Помнится прошлый год, когда по Западному Кингстону вшами расползались вечера дружбы в честь того мирного договора. Раста тогда пытался мне втирать, кто несет на себе Число Зверя. Ничто не распаляет расту больше, чем трезвон об «Армагеддоне». И вот он мне, стало быть, втирает:
– Йоу, брат, я не покупаю ничего, что может оказаться несвежим. Сейчас ведь все, что в пачках или пакетах, помечено Числом Зверя. Эти вот самые полоски с цифрами на белых бумажках.
Я в это время наблюдаю, как вокруг моей женщины, зазывно стоящей под уличным фонарем среди танцующих пар, увивается мужик – какой-то хлыщ из Восьми Проулков, не придающий значения кольцу на безымянном пальце женщины. Беспокоиться, собственно, не о чем – она отшивает этих опездолов так, что впору позавидовать. А раста между тем продолжает втирать. Даже когда известно, что все это лажа из конца в конец, в ней все равно есть за что зацепиться.
– Штрих-код, что ли? – спрашиваю я. – Так в нем целая куча разных цифр, и лично я еще ни разу не видел сочетания «666».
– То есть ты следишь?
– Нет, но…
– Это все, брат, для тупых. Ты вникни. Ни у кого на Ямайке нет силы Зверя. Силы и власти. Они просто хавают то, что им скармливает Зверь. Ты не замечаешь, что любое число там начинается с ноликов? Ноль ноль ноль, и дальше цифры. Так вот это какая-то десятичная наука. Целое число, натуральное число и двойное число. А все те числа в коде по всему миру складываются в 666.

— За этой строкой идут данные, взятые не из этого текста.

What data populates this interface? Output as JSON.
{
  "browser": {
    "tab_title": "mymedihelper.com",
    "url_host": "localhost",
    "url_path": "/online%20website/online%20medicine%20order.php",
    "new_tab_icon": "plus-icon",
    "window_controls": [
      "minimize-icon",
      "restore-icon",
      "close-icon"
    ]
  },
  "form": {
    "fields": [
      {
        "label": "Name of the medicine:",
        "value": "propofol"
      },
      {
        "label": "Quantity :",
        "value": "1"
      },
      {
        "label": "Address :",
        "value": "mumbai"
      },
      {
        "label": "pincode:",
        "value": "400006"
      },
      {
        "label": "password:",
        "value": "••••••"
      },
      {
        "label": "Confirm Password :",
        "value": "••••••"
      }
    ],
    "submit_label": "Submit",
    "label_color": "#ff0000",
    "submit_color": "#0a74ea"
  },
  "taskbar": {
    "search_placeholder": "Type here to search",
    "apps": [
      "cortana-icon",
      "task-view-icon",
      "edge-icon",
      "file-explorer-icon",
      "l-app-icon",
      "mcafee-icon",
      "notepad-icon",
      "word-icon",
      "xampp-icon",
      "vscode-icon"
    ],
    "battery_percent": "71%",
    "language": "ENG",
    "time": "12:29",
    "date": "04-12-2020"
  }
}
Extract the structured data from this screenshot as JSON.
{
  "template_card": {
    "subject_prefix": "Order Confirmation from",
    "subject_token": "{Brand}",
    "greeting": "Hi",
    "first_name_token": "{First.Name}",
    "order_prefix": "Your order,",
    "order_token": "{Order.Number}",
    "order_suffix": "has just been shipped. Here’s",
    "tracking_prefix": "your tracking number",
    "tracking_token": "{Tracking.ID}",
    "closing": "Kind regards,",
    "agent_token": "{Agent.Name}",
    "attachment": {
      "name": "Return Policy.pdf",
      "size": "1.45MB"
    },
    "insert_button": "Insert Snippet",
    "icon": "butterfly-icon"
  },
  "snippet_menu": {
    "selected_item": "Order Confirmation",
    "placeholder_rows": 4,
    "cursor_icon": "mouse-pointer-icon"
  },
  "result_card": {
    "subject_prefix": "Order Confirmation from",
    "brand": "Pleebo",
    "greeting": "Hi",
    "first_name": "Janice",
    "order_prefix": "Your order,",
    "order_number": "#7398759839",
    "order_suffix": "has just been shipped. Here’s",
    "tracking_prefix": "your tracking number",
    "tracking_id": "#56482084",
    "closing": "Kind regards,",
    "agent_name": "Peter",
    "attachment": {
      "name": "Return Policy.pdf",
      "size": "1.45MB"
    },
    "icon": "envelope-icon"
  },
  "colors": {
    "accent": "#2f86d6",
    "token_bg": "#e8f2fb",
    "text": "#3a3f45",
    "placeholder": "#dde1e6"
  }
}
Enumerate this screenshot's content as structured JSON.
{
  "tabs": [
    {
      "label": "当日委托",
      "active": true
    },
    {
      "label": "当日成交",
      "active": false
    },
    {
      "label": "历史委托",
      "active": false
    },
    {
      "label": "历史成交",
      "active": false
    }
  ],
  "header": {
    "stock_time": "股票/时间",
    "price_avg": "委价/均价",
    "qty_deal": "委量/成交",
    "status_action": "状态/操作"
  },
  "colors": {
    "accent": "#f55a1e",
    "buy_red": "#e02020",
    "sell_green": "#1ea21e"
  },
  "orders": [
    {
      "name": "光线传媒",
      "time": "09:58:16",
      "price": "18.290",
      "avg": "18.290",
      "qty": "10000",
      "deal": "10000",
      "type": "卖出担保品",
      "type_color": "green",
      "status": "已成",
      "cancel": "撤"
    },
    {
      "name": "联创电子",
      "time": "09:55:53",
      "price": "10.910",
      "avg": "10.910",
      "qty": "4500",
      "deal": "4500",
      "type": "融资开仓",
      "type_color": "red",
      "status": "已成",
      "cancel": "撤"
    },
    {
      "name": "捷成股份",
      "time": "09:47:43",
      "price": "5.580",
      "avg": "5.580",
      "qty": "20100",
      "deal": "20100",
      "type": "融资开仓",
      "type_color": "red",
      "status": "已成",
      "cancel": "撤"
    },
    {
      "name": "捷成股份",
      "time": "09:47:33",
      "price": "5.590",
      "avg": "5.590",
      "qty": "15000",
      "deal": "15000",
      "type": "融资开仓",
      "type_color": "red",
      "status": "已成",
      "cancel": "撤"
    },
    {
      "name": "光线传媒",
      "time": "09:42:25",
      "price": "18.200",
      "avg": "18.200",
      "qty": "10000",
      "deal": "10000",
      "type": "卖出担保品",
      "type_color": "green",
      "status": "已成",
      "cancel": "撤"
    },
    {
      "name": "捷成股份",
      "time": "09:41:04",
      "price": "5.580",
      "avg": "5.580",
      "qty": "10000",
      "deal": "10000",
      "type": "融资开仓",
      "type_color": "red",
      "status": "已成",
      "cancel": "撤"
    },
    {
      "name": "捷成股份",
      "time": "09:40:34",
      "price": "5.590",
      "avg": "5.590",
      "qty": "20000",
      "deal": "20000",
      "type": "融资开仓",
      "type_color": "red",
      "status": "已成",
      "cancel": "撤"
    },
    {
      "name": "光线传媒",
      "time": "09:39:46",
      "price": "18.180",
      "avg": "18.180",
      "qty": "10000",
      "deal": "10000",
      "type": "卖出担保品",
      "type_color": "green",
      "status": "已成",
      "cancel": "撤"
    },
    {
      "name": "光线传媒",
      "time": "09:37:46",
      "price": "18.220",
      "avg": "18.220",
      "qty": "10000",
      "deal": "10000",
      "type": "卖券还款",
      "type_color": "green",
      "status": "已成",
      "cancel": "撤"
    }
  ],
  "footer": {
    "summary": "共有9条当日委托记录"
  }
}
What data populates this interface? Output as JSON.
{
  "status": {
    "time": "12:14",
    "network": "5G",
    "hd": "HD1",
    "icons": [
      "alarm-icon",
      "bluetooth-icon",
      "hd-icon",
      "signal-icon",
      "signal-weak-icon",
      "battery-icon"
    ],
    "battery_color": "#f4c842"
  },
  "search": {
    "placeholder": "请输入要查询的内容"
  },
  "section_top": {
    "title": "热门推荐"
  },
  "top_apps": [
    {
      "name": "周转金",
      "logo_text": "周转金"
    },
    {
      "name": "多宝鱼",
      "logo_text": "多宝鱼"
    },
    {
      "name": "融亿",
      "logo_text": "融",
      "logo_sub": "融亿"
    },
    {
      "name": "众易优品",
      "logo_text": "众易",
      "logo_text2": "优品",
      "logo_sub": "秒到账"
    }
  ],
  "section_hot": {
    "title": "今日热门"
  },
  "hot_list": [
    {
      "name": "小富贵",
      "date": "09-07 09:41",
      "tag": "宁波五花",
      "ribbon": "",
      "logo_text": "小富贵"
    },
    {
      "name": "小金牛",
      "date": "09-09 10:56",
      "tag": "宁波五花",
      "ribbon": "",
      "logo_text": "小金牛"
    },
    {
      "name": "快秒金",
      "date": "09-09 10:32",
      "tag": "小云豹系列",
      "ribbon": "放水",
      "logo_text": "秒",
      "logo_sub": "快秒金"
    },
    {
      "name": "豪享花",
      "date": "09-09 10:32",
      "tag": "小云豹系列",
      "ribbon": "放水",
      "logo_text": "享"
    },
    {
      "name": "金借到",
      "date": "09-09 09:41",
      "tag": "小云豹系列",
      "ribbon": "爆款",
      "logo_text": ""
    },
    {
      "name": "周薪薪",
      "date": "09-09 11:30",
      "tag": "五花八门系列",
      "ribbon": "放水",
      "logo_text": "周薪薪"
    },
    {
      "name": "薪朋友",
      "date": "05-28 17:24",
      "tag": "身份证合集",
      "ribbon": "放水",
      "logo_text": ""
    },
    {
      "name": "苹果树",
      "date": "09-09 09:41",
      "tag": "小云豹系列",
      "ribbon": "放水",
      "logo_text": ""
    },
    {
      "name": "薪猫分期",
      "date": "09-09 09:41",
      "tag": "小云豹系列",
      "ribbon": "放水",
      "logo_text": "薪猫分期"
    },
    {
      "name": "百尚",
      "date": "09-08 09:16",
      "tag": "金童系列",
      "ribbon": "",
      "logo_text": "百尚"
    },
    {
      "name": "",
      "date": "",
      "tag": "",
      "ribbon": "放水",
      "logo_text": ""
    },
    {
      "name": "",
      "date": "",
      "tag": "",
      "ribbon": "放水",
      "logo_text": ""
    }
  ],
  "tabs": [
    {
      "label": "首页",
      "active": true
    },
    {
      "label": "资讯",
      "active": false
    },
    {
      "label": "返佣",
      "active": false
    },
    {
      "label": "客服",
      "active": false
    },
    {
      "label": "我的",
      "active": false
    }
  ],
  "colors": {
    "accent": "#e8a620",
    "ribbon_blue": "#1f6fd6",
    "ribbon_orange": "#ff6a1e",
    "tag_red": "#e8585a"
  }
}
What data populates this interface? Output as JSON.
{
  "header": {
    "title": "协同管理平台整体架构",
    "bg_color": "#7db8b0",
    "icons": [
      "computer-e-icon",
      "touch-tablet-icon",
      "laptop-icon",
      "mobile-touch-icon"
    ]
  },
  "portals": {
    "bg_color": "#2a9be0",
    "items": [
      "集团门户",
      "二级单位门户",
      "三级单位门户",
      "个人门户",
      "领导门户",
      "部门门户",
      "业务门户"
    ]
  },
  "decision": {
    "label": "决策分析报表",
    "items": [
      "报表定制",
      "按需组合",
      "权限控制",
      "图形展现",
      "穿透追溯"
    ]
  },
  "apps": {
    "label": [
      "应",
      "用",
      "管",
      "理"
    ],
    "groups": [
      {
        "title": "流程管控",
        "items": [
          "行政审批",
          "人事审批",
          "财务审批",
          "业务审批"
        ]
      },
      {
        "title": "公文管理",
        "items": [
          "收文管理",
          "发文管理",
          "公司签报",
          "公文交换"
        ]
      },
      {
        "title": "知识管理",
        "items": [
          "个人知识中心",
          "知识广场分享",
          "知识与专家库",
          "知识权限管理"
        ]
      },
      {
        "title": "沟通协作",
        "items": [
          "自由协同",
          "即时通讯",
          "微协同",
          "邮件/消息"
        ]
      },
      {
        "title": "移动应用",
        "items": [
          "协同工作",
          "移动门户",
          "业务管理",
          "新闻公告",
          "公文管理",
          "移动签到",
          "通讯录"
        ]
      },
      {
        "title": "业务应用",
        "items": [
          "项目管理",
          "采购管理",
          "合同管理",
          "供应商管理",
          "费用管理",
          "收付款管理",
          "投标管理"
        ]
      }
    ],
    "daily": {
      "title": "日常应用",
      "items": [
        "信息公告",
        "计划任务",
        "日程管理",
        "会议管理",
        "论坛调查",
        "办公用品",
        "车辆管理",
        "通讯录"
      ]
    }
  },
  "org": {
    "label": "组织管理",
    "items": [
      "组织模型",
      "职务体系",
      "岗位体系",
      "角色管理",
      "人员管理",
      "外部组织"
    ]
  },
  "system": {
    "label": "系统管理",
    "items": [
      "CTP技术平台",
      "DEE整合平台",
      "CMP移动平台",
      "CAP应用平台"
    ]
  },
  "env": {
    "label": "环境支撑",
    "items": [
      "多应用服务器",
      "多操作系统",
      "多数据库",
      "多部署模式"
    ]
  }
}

Я отхожу от него с наихудшим из ощущений: мне начинает казаться, что эта лабуда имеет какой-то смысл. Хотя в тех праздниках за мир бессмысленным было всё, чего ни коснись. Будь то «Двенадцать Племен»[187] растафари, чья кожа с каждым месяцем становится все светлей, или говорильня ННП с ЛПЯ, или состязания в домино между Копенгагеном и Восемью Проулками, или все эти целовашки-обнимашки типа «не журись, это не я три года назад шлепнул твоего брата и отца с дедом». Что такое мир? Мир – это когда я дую на лобик своей дочурке, когда та, вспотевшая, разметалась во сне. А это не мир, это скорее пат. Словцо «пат» я подслушал от Доктора Лава. Он недавно улетел в Майами со словами, что ему нужно выбрать президента. Туда я недавно послал и Ревуна. Кто знает, что эти оба-двое меж собой затеяли, когда поняли, что книжки влекут их больше, чем женщины. Доктор Лав мне сказал: «Hermano, те мазафаки из Медельина снова собираются тебя опробовать – да-да, еще на раз, а ты чего ожидал, muchacho? На той неделе они похитили из морга мертвого младенца, выпотрошили его, как рыбу, а нутро этого засранчика набили кокаином. Трупик дали одной девахе, чтобы та доставила его самолетом в Форт-Лодердейл, – и это буквально назавтра после ее quinceaсera[188]. Жестко, как порно, тебе не кажется?»